The program hangs on after running for some time

I use pretrained Densenet121 to test several datasets, but after running several epochs, the program hangs on and there isn’t any error message reported. The process can be found in host and the memory of GPU is still occupied by the process but the Volatile GPU-Util is 0%
as the follow shows:

what’s the problem? Can anyone help to shed light on this ?

The code:

    for batch_no in range(9,24):
        test_data = datasetMutiIndx(raw_test_data, random_samples[start:start + batch_size])
        complete_data = exclude_wrong_labeled(model, test_data, device)
        test_data_laoder = DataLoader(dataset=complete_data, batch_size=1, shuffle=True)
        deepfool = DeepFool(target_model=model, num_classes=num_out, overshoot=overshoot, max_iter=max_iter,
                            device=device)
        for data, label in test_data_laoder:
            data = data.squeeze(0)
            data, label = data.to(device), label.to(device)
            adv_img, normal_label, adv_label = deepfool.do_craft(data)

Are you using multiprocessing? If so, could you disable it (e.g. by setting num_workers=0 in DataLoader) just for debugging?
Is the process hanging in the first epoch or after a few?

1 Like

Thanks for your kind reply! I just use the pretrained model to test some samples and the num_workers is 0 by default in my DataLoader as the code shows. It hangs after several samples.

Thanks for the info. Could you try to run it on your CPU and see, if it hangs again?
Are you using multiprocessing somewhere else?

Could you post an executable code snippet reproducing the error?

1 Like

Good idea. I’ll test it on CPU and it may be take a long time since the complicate model.
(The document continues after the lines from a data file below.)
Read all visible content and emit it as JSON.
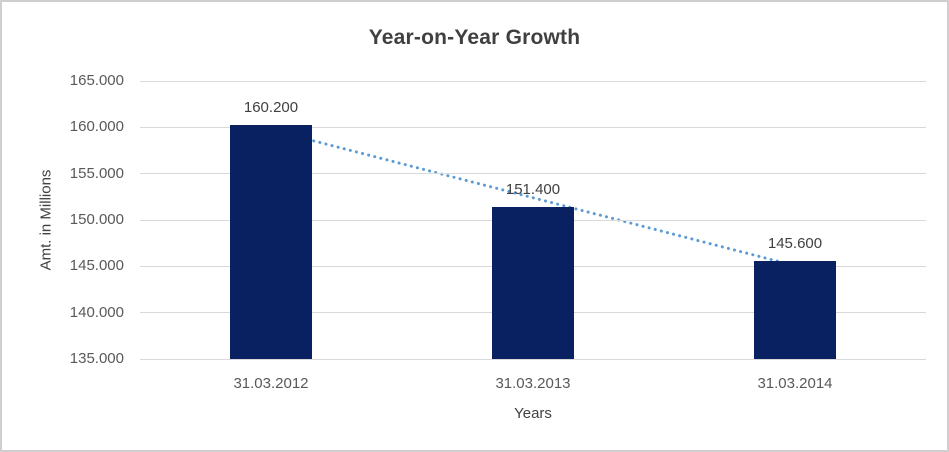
{
  "chart_data": {
    "type": "bar",
    "title": "Year-on-Year Growth",
    "xlabel": "Years",
    "ylabel": "Amt. in Millions",
    "categories": [
      "31.03.2012",
      "31.03.2013",
      "31.03.2014"
    ],
    "values": [
      160200,
      151400,
      145600
    ],
    "data_labels": [
      "160.200",
      "151.400",
      "145.600"
    ],
    "ylim": [
      135000,
      165000
    ],
    "y_ticks": [
      165000,
      160000,
      155000,
      150000,
      145000,
      140000,
      135000
    ],
    "y_tick_labels": [
      "165.000",
      "160.000",
      "155.000",
      "150.000",
      "145.000",
      "140.000",
      "135.000"
    ],
    "grid": true,
    "legend": "none",
    "colors": {
      "bar": "#0A2161",
      "gridline": "#D9D9D9",
      "title_text": "#404040",
      "tick_text": "#595959",
      "data_label_text": "#404040",
      "trendline": "#5B9BD5",
      "frame_border": "#D0CECE"
    },
    "trendline": {
      "type": "linear",
      "style": "dotted",
      "color": "#5B9BD5",
      "fitted_endpoints": [
        159733,
        145067
      ]
    }
  }
}
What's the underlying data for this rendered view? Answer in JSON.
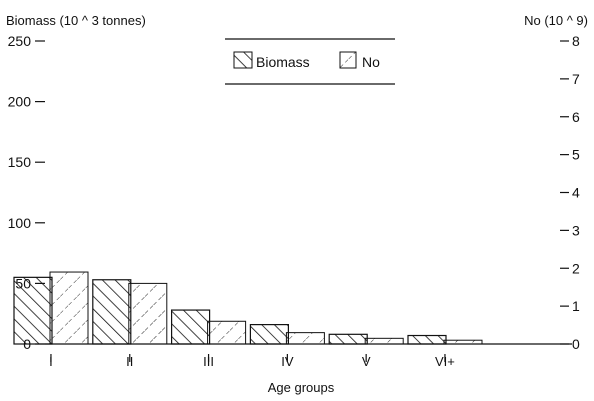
{
  "chart_data": {
    "type": "bar",
    "categories": [
      "I",
      "II",
      "III",
      "IV",
      "V",
      "VI+"
    ],
    "series": [
      {
        "name": "Biomass",
        "axis": "left",
        "hatch": "backslash",
        "values": [
          55,
          53,
          28,
          16,
          8,
          7
        ]
      },
      {
        "name": "No",
        "axis": "right",
        "hatch": "slash",
        "values": [
          1.9,
          1.6,
          0.6,
          0.3,
          0.15,
          0.1
        ]
      }
    ],
    "left_axis": {
      "label": "Biomass (10 ^ 3 tonnes)",
      "range": [
        0,
        250
      ],
      "ticks": [
        "0",
        "50",
        "100",
        "150",
        "200",
        "250"
      ]
    },
    "right_axis": {
      "label": "No (10 ^ 9)",
      "range": [
        0,
        8
      ],
      "ticks": [
        "0",
        "1",
        "2",
        "3",
        "4",
        "5",
        "6",
        "7",
        "8"
      ]
    },
    "xlabel": "Age groups",
    "grid": false,
    "legend": {
      "position": "top-center"
    },
    "colors": {
      "ink": "#111111",
      "background": "#ffffff"
    }
  }
}
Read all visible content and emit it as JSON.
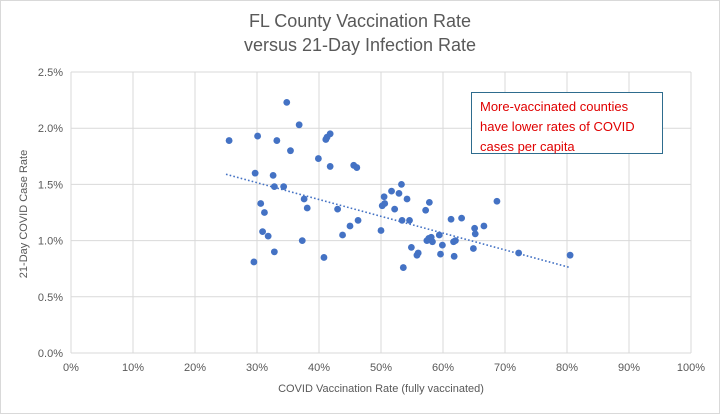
{
  "chart_data": {
    "type": "scatter",
    "title_lines": [
      "FL County Vaccination Rate",
      "versus 21-Day Infection Rate"
    ],
    "xlabel": "COVID Vaccination Rate (fully vaccinated)",
    "ylabel": "21-Day COVID Case Rate",
    "xlim": [
      0,
      100
    ],
    "ylim": [
      0,
      2.5
    ],
    "x_ticks": [
      "0%",
      "10%",
      "20%",
      "30%",
      "40%",
      "50%",
      "60%",
      "70%",
      "80%",
      "90%",
      "100%"
    ],
    "y_ticks": [
      "0.0%",
      "0.5%",
      "1.0%",
      "1.5%",
      "2.0%",
      "2.5%"
    ],
    "grid": "both",
    "point_color": "#4472c4",
    "trendline": {
      "style": "dotted",
      "color": "#4472c4",
      "x": [
        25,
        80.5
      ],
      "y": [
        1.59,
        0.76
      ]
    },
    "annotation_lines": [
      "More-vaccinated counties",
      "have lower rates of COVID",
      "cases per capita"
    ],
    "annotation_color": "#e00000",
    "points": [
      {
        "x": 25.5,
        "y": 1.89
      },
      {
        "x": 29.5,
        "y": 0.81
      },
      {
        "x": 29.7,
        "y": 1.6
      },
      {
        "x": 30.1,
        "y": 1.93
      },
      {
        "x": 30.6,
        "y": 1.33
      },
      {
        "x": 30.9,
        "y": 1.08
      },
      {
        "x": 31.2,
        "y": 1.25
      },
      {
        "x": 31.8,
        "y": 1.04
      },
      {
        "x": 32.6,
        "y": 1.58
      },
      {
        "x": 32.8,
        "y": 1.48
      },
      {
        "x": 32.8,
        "y": 0.9
      },
      {
        "x": 33.2,
        "y": 1.89
      },
      {
        "x": 34.3,
        "y": 1.48
      },
      {
        "x": 34.8,
        "y": 2.23
      },
      {
        "x": 35.4,
        "y": 1.8
      },
      {
        "x": 36.8,
        "y": 2.03
      },
      {
        "x": 37.3,
        "y": 1.0
      },
      {
        "x": 37.6,
        "y": 1.37
      },
      {
        "x": 38.1,
        "y": 1.29
      },
      {
        "x": 39.9,
        "y": 1.73
      },
      {
        "x": 40.8,
        "y": 0.85
      },
      {
        "x": 41.1,
        "y": 1.9
      },
      {
        "x": 41.3,
        "y": 1.92
      },
      {
        "x": 41.8,
        "y": 1.95
      },
      {
        "x": 41.8,
        "y": 1.66
      },
      {
        "x": 43.0,
        "y": 1.28
      },
      {
        "x": 43.8,
        "y": 1.05
      },
      {
        "x": 45.0,
        "y": 1.13
      },
      {
        "x": 45.6,
        "y": 1.67
      },
      {
        "x": 46.1,
        "y": 1.65
      },
      {
        "x": 46.3,
        "y": 1.18
      },
      {
        "x": 50.0,
        "y": 1.09
      },
      {
        "x": 50.2,
        "y": 1.31
      },
      {
        "x": 50.5,
        "y": 1.39
      },
      {
        "x": 50.6,
        "y": 1.33
      },
      {
        "x": 51.7,
        "y": 1.44
      },
      {
        "x": 52.2,
        "y": 1.28
      },
      {
        "x": 52.9,
        "y": 1.42
      },
      {
        "x": 53.3,
        "y": 1.5
      },
      {
        "x": 53.4,
        "y": 1.18
      },
      {
        "x": 53.6,
        "y": 0.76
      },
      {
        "x": 54.2,
        "y": 1.37
      },
      {
        "x": 54.6,
        "y": 1.18
      },
      {
        "x": 54.9,
        "y": 0.94
      },
      {
        "x": 55.8,
        "y": 0.87
      },
      {
        "x": 56.0,
        "y": 0.89
      },
      {
        "x": 57.2,
        "y": 1.27
      },
      {
        "x": 57.4,
        "y": 1.0
      },
      {
        "x": 57.7,
        "y": 1.02
      },
      {
        "x": 57.8,
        "y": 1.34
      },
      {
        "x": 58.1,
        "y": 1.03
      },
      {
        "x": 58.3,
        "y": 0.99
      },
      {
        "x": 59.4,
        "y": 1.05
      },
      {
        "x": 59.6,
        "y": 0.88
      },
      {
        "x": 59.9,
        "y": 0.96
      },
      {
        "x": 61.3,
        "y": 1.19
      },
      {
        "x": 61.7,
        "y": 0.99
      },
      {
        "x": 61.8,
        "y": 0.86
      },
      {
        "x": 62.0,
        "y": 1.0
      },
      {
        "x": 63.0,
        "y": 1.2
      },
      {
        "x": 64.9,
        "y": 0.93
      },
      {
        "x": 65.1,
        "y": 1.11
      },
      {
        "x": 65.2,
        "y": 1.06
      },
      {
        "x": 66.6,
        "y": 1.13
      },
      {
        "x": 68.7,
        "y": 1.35
      },
      {
        "x": 72.2,
        "y": 0.89
      },
      {
        "x": 80.5,
        "y": 0.87
      }
    ]
  }
}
When i get result, I’ll reply you immediately!

Hi, I’ve kept my program running on CPU for more than 30 hours, and it didn’t hangs again. After that, i run it on GPU again and it also didn’t hangs again. A detail I’d like to mention is that when i posted this question shortly after, my machine automatically restarted, which i think helps to solve this problem.

I also get a runtime error occasionally when I use a shell script to keep running a group pytorch-based program. The error is as the follow shows:

cuda runtime error (4) : unspecified launch failure at /pytorch/aten/src/THC/THCCachingHostAllocator.cpp:257

But when the error appears ,the program just shutdowns and does’t make the program hangs. This may be another problem though, I just to give more information about the hanging since there might be some latent relations.